可通过多种方式从用户模式查找 ETW 日志会话的使用者。但是，它们只提供非常部分的信息，在所有情况下都不够。因此，我们将转到内核调试器会话。从调试器获取有关 ETW 会话的信息的一种方法是使用内置扩展 !wmitrace 。这个非常有用的扩展允许用户调查所有正在运行的记录器及其属性、使用者和缓冲区。它甚至允许用户启动和停止日志会话（在实时调试器连接上）。尽管如此，像所有遗留扩展一样，它也有其局限性：它不能轻易自动化，而且由于它是一个预编译的二进制文件，所以它不能用新功能进行扩展。

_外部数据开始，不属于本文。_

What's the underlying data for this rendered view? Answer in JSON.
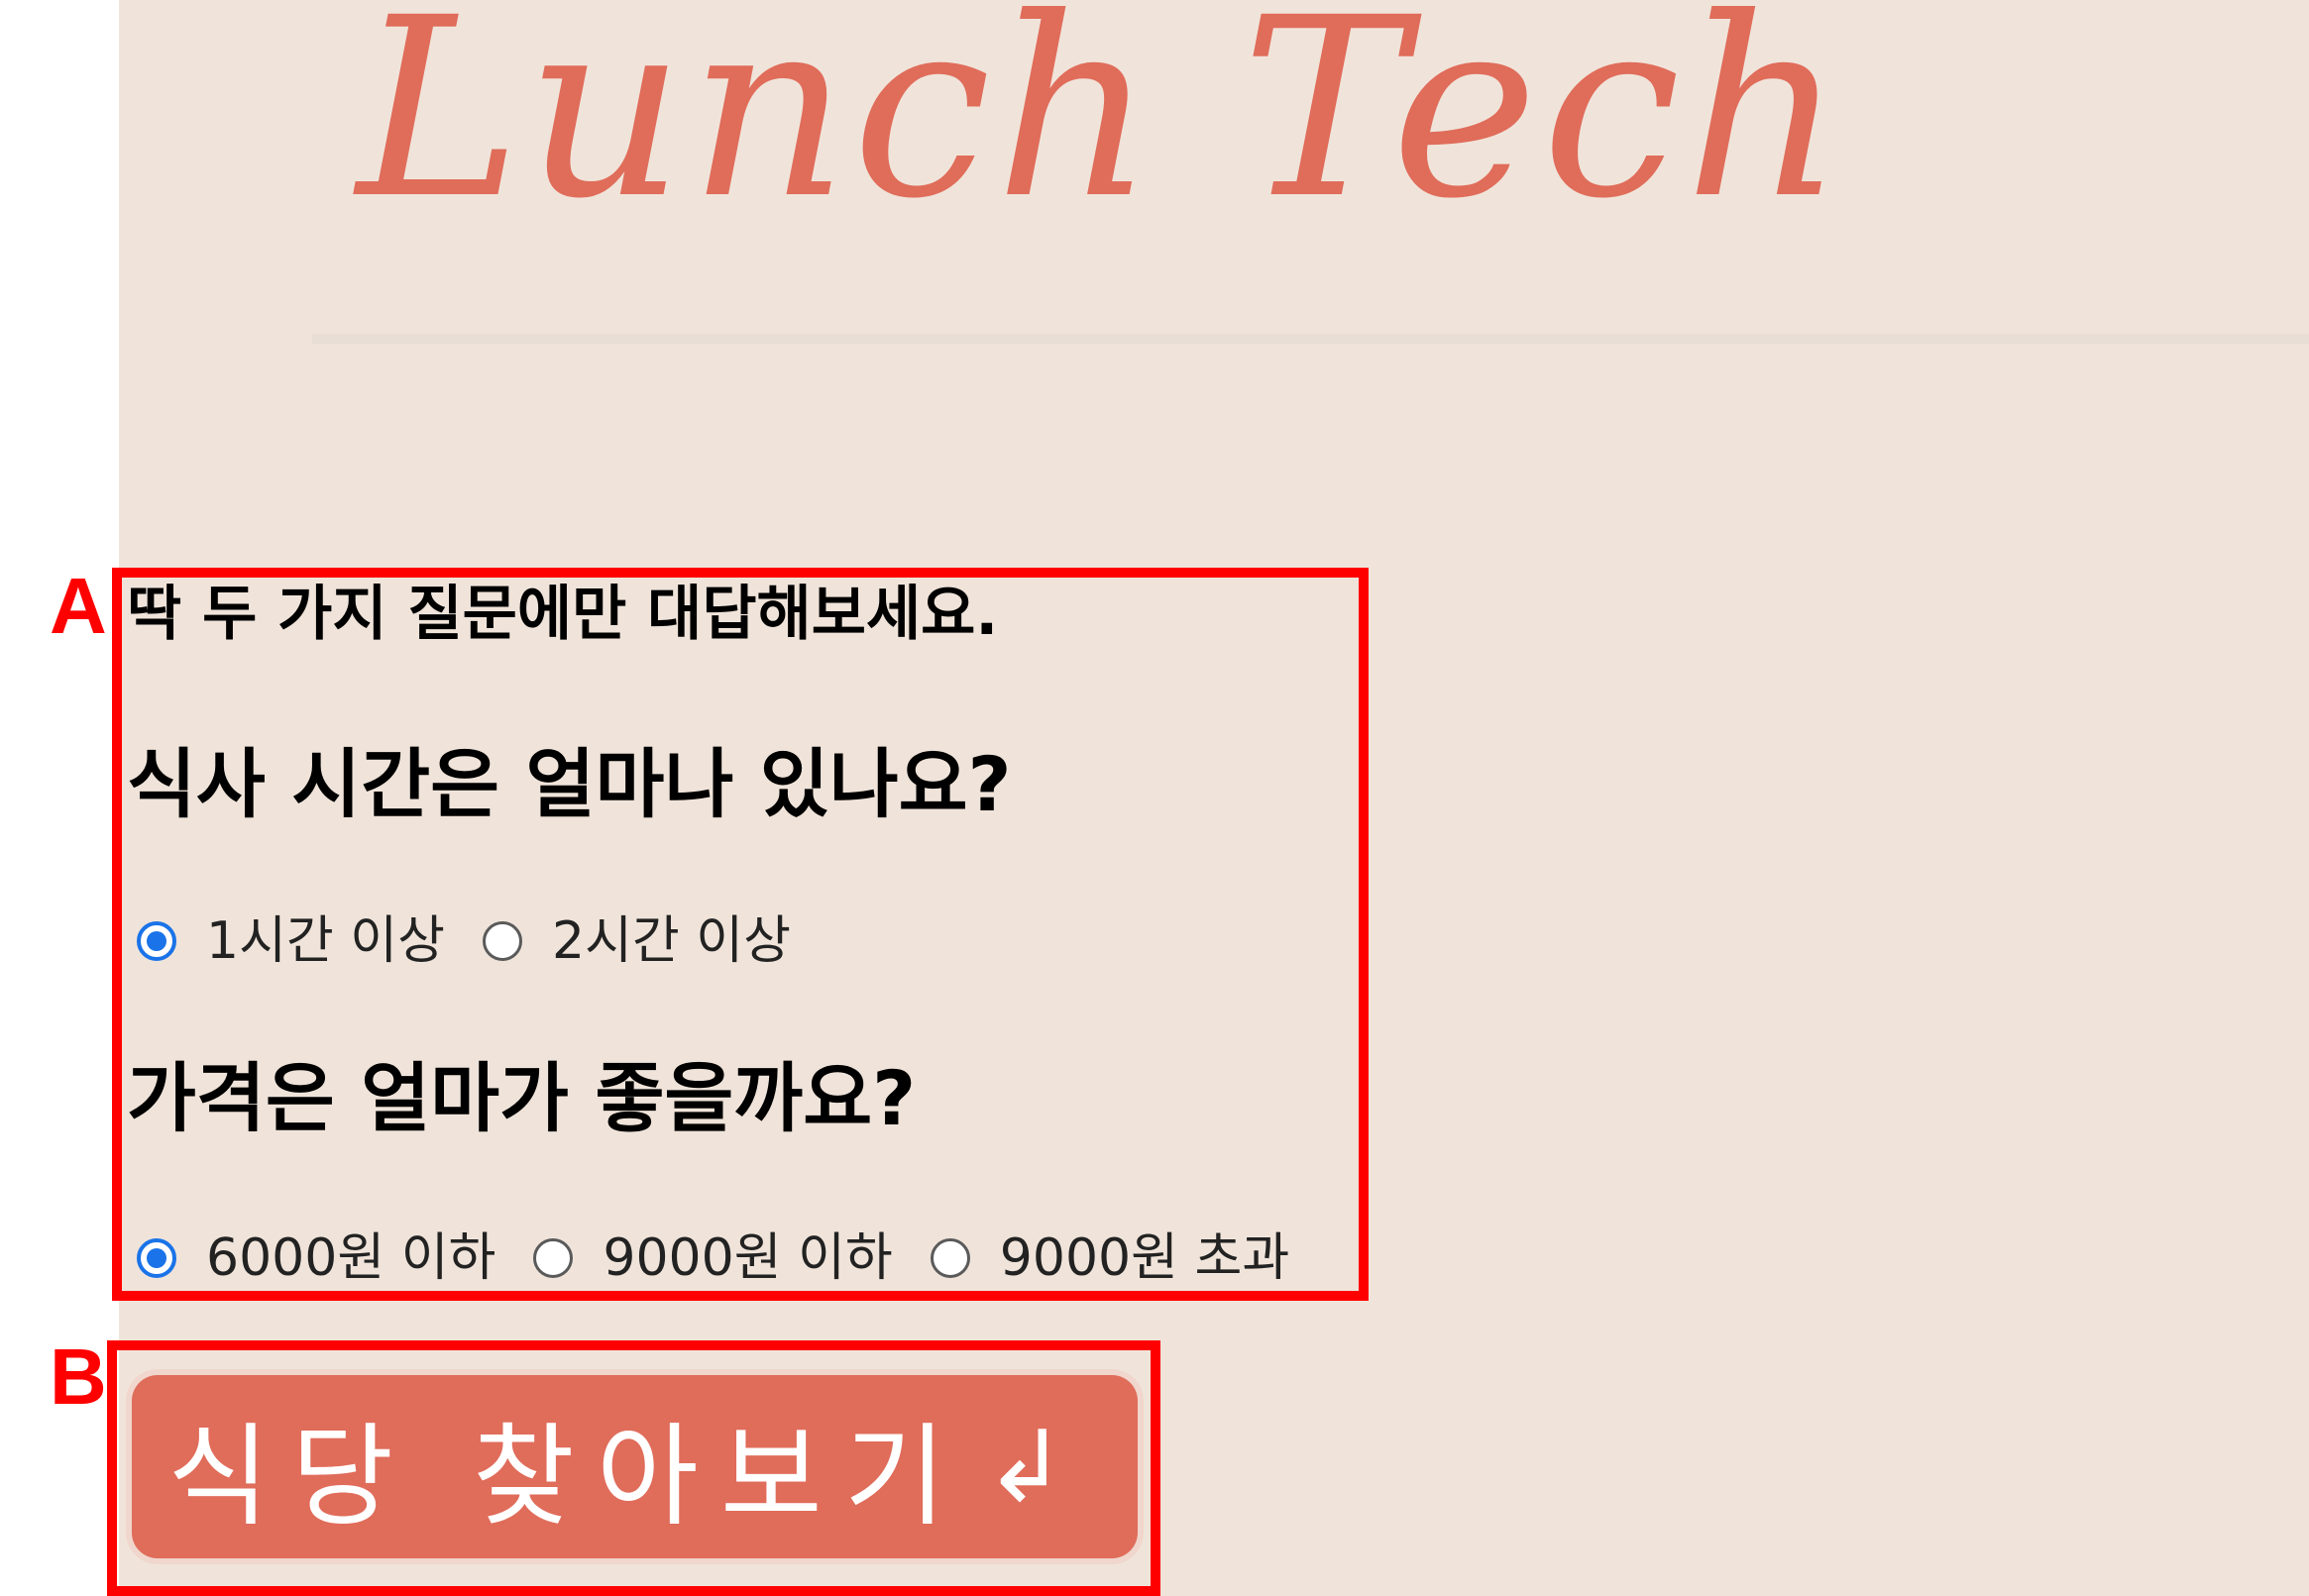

So instead we’ll write a JavaScript script—scripts are easier to extend and modify, and we can use them to get as much data as we need without being limited to the preexisting functionality of a legacy extension.
因此，我们将编写一个 JavaScript 脚本——脚本更易于扩展和修改，并且我们可以使用它们来获取所需的尽可能多的数据，而不受传统扩展的预先存在的功能的限制。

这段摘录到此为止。